Social Media vs Mental Health

Social Media vs Mental Health

Friday 17 Mar 2023, 10:20 pm

I read a really interesting article recently, which I’m linking here: https://jonathanhaidt.substack.com/p/social-media-mental-illness-epidemic.

The article explores a ‘mental illness epidemic in teen girls’, and puts forward an exceptionally strong argument that this is caused by social media.

There were a few things I found really interesting.

COVID Didn’t Change Much

COVID didn’t have much effect on the overall trends, which just kept marching on as they have since around 2012

The author posits that ”[t]eens were already socially distanced by 2019”, so COVID had limited effect. This is a really interesting observation, and seems at least anecdotally true. A preceding article was posted with a graph supporting this conclusion.

Daily Avg Time with Friends (minutes)

2012 is an interesting reference point here, as it was around the time Instagram really took off (after being bought by Facebook). However, the author says that there are multiple causes, summarising his position by saying ”in brief, it’s the transition from a play-based childhood involving a lot of risky unsupervised play, which is essential for overcoming fear and fragility, to a phone-based childhood which blocks normal human development by taking time away from sleep, play, and in-person socializing, as well as causing addiction and drowning kids in social comparisons they can’t win.

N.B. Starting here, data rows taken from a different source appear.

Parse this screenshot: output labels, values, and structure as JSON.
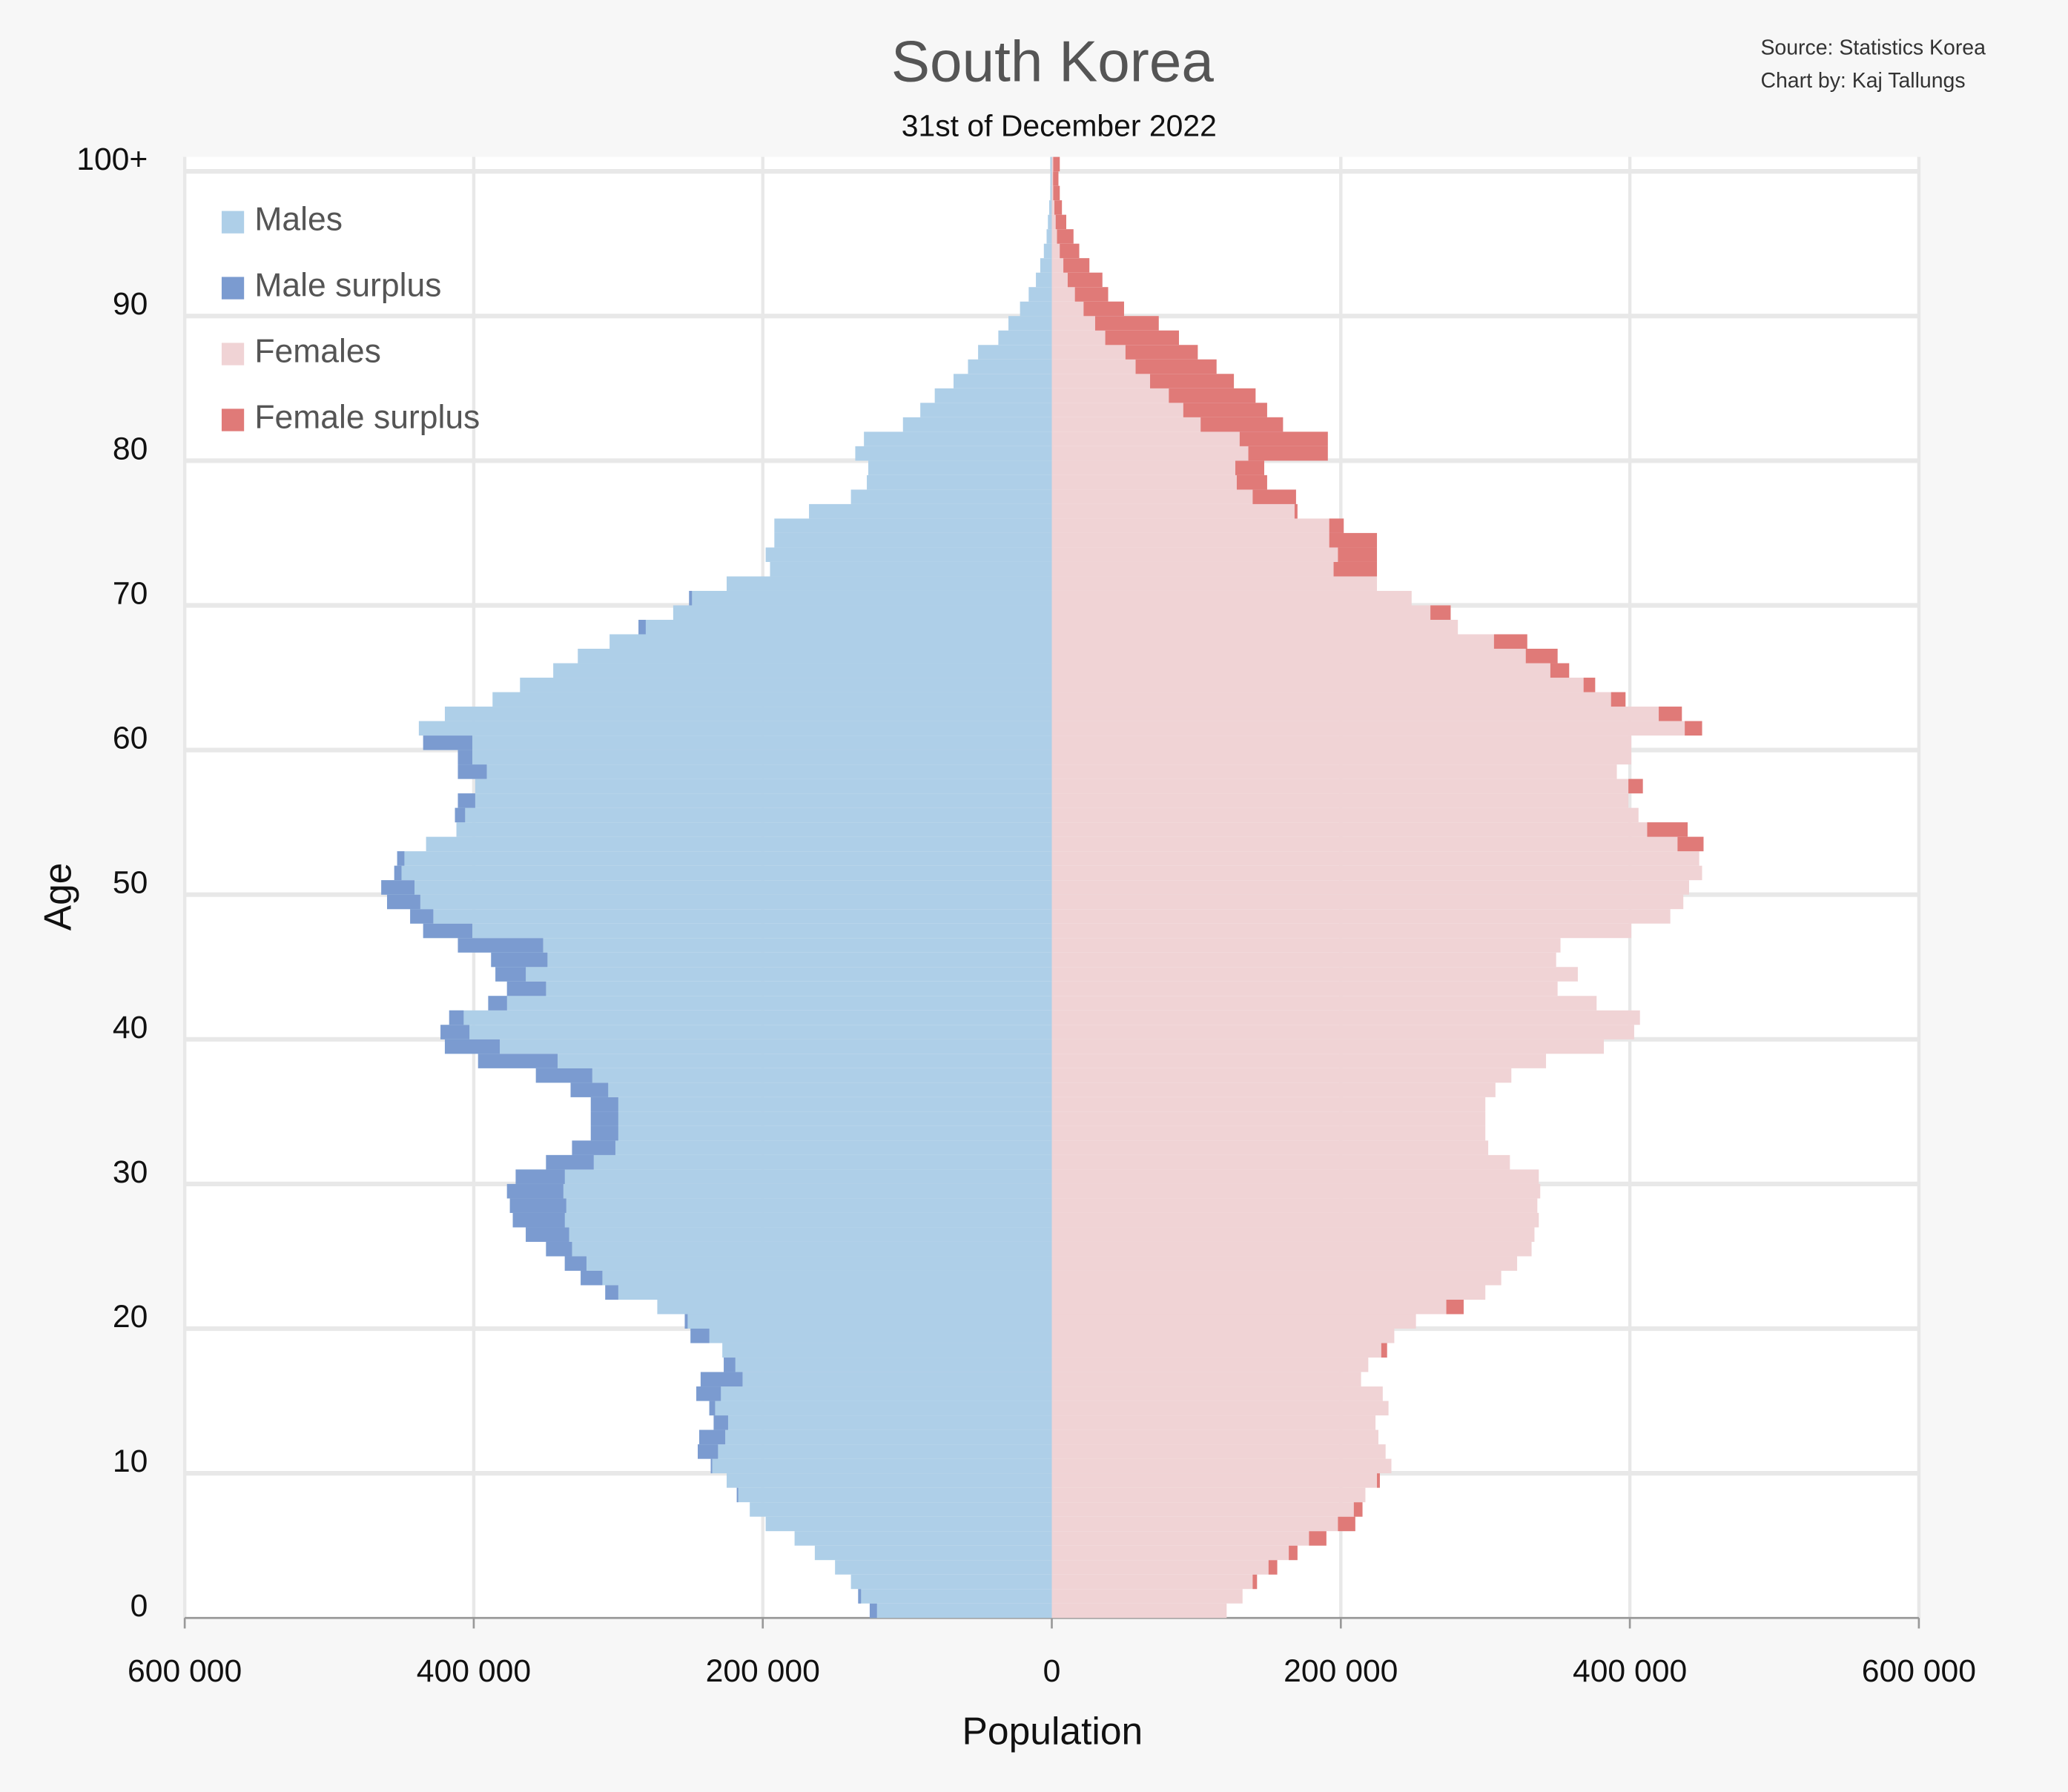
{
  "chart_data": {
    "type": "pyramid",
    "title": "South Korea",
    "subtitle": "31st of December 2022",
    "source": [
      "Source: Statistics Korea",
      "Chart by: Kaj Tallungs"
    ],
    "x_label": "Population",
    "y_label": "Age",
    "categories": [
      "0",
      null,
      null,
      null,
      null,
      null,
      null,
      null,
      null,
      null,
      "10",
      null,
      null,
      null,
      null,
      null,
      null,
      null,
      null,
      null,
      "20",
      null,
      null,
      null,
      null,
      null,
      null,
      null,
      null,
      null,
      "30",
      null,
      null,
      null,
      null,
      null,
      null,
      null,
      null,
      null,
      "40",
      null,
      null,
      null,
      null,
      null,
      null,
      null,
      null,
      null,
      "50",
      null,
      null,
      null,
      null,
      null,
      null,
      null,
      null,
      null,
      "60",
      null,
      null,
      null,
      null,
      null,
      null,
      null,
      null,
      null,
      "70",
      null,
      null,
      null,
      null,
      null,
      null,
      null,
      null,
      null,
      "80",
      null,
      null,
      null,
      null,
      null,
      null,
      null,
      null,
      null,
      "90",
      null,
      null,
      null,
      null,
      null,
      null,
      null,
      null,
      null,
      "100+"
    ],
    "series": [
      {
        "name": "Males",
        "color": "#aecfe8",
        "side": "left",
        "values": [
          126000,
          134000,
          139000,
          150000,
          164000,
          178000,
          198000,
          209000,
          218000,
          225000,
          236000,
          245000,
          244000,
          234000,
          237000,
          246000,
          243000,
          227000,
          228000,
          250000,
          254000,
          273000,
          309000,
          326000,
          337000,
          350000,
          364000,
          373000,
          375000,
          377000,
          371000,
          350000,
          332000,
          319000,
          319000,
          319000,
          333000,
          357000,
          397000,
          420000,
          423000,
          417000,
          390000,
          377000,
          385000,
          388000,
          411000,
          435000,
          444000,
          460000,
          464000,
          455000,
          453000,
          433000,
          412000,
          413000,
          411000,
          399000,
          411000,
          411000,
          435000,
          438000,
          420000,
          387000,
          368000,
          345000,
          328000,
          306000,
          286000,
          262000,
          251000,
          225000,
          195000,
          198000,
          192000,
          192000,
          168000,
          139000,
          128000,
          127000,
          136000,
          130000,
          103000,
          91000,
          81000,
          68000,
          58000,
          51000,
          37000,
          30000,
          22000,
          16000,
          11000,
          8000,
          5500,
          3600,
          2700,
          1800,
          1000,
          900,
          1000
        ]
      },
      {
        "name": "Females",
        "color": "#f0d3d5",
        "side": "right",
        "values": [
          121000,
          132000,
          142000,
          156000,
          170000,
          190000,
          210000,
          215000,
          217000,
          227000,
          235000,
          231000,
          226000,
          224000,
          233000,
          229000,
          214000,
          219000,
          232000,
          237000,
          252000,
          285000,
          300000,
          311000,
          322000,
          332000,
          334000,
          337000,
          336000,
          338000,
          337000,
          317000,
          302000,
          300000,
          300000,
          300000,
          307000,
          318000,
          342000,
          382000,
          403000,
          407000,
          377000,
          350000,
          364000,
          349000,
          352000,
          401000,
          428000,
          437000,
          441000,
          450000,
          448000,
          451000,
          440000,
          406000,
          399000,
          409000,
          391000,
          401000,
          401000,
          450000,
          436000,
          397000,
          376000,
          358000,
          350000,
          329000,
          281000,
          276000,
          249000,
          225000,
          225000,
          225000,
          225000,
          202000,
          170000,
          169000,
          149000,
          147000,
          191000,
          191000,
          160000,
          149000,
          141000,
          126000,
          114000,
          101000,
          88000,
          74000,
          50000,
          39000,
          35000,
          26000,
          19000,
          15000,
          10000,
          7000,
          5500,
          4600,
          5500
        ]
      }
    ],
    "surplus": [
      {
        "name": "Male surplus",
        "color": "#7b9bd0"
      },
      {
        "name": "Female surplus",
        "color": "#e07a78"
      }
    ],
    "legend_order": [
      [
        "series",
        0
      ],
      [
        "surplus",
        0
      ],
      [
        "series",
        1
      ],
      [
        "surplus",
        1
      ]
    ],
    "legend": "upper left",
    "xlim": [
      -600000,
      600000
    ],
    "xticks": [
      {
        "value": -600000,
        "label": "600 000"
      },
      {
        "value": -400000,
        "label": "400 000"
      },
      {
        "value": -200000,
        "label": "200 000"
      },
      0,
      {
        "value": 200000,
        "label": "200 000"
      },
      {
        "value": 400000,
        "label": "400 000"
      },
      {
        "value": 600000,
        "label": "600 000"
      }
    ],
    "grid": true
  }
}
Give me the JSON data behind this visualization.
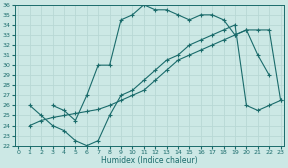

Most Existing Studies Are Flawed

Nearly all of the research […] have treated social media as if it were like sugar consumption. But social media is very different because it transforms social life for everyone, even for those who don’t use social media, whereas sugar consumption just harms the consumer. [… In] 2015, when most girls are on Instagram [, s]uppose that a 12-year-old girl decided to quit all social media platforms. Would her mental health improve? Not necessarily.

Having individual children quit social media may have net negative consequences for that individual (which is known as the ’Goldilocks effect’). There’s a wealth of studies looking into mental health and sovial media, but often those studies are flawed, or come to conclusions based on only one aspect of the problem: docs.google.com/document/d/1w-HOfseF2wF9YIpXwUUtP65-olnkPyWcgF5BiAtBEy0. Even then, the vast majority of studies find high correlations between social media use and mental health issues.

18 experiments have been conducted. 12 found a causal effect, and six didn’t. Of the six, four asked participants to reduce social media use for less than a week. Removing all short studies, 8 found a causal effect and 2 did not.

Furthermore, as the graph below shows, ‘low dose’ usage (an hour or two per day) is not much worse than not using social media at all—in fact for boys it even appears that up to 2 hours per day is even beneficial. However, the correlation is very high.

Percent of UK Teens Depressed as a Function of Hours per Weekday on Social Media

It was also interesting to note that ‘controlling for these psychological variables [that are potential mediators of a relationship between social media usage and poor mental health, such as negative attitudes about school and closeness with parents] heavily suppressed the relationship between social media use and poor mental health.’

It’s Worse for Girls

most teen girls (57%) now say that they experience persistent sadness or hopelessness [and] 30% of teen girls now say that they have seriously considered suicide

Correlation is very high between social media use and depression/anxiety for girls in particular. “the proper comparison is not potatoes and eyeglasses, it is marijuana use and binge drinking”. When looking at rural areas with poor internet connections, it was found that the introduction of high-speed wireless internet “significantly increased teen girls’ mental health diagnoses — by 90% — relative to teen boys”.

I can’t be the only one to find this extremely concerning?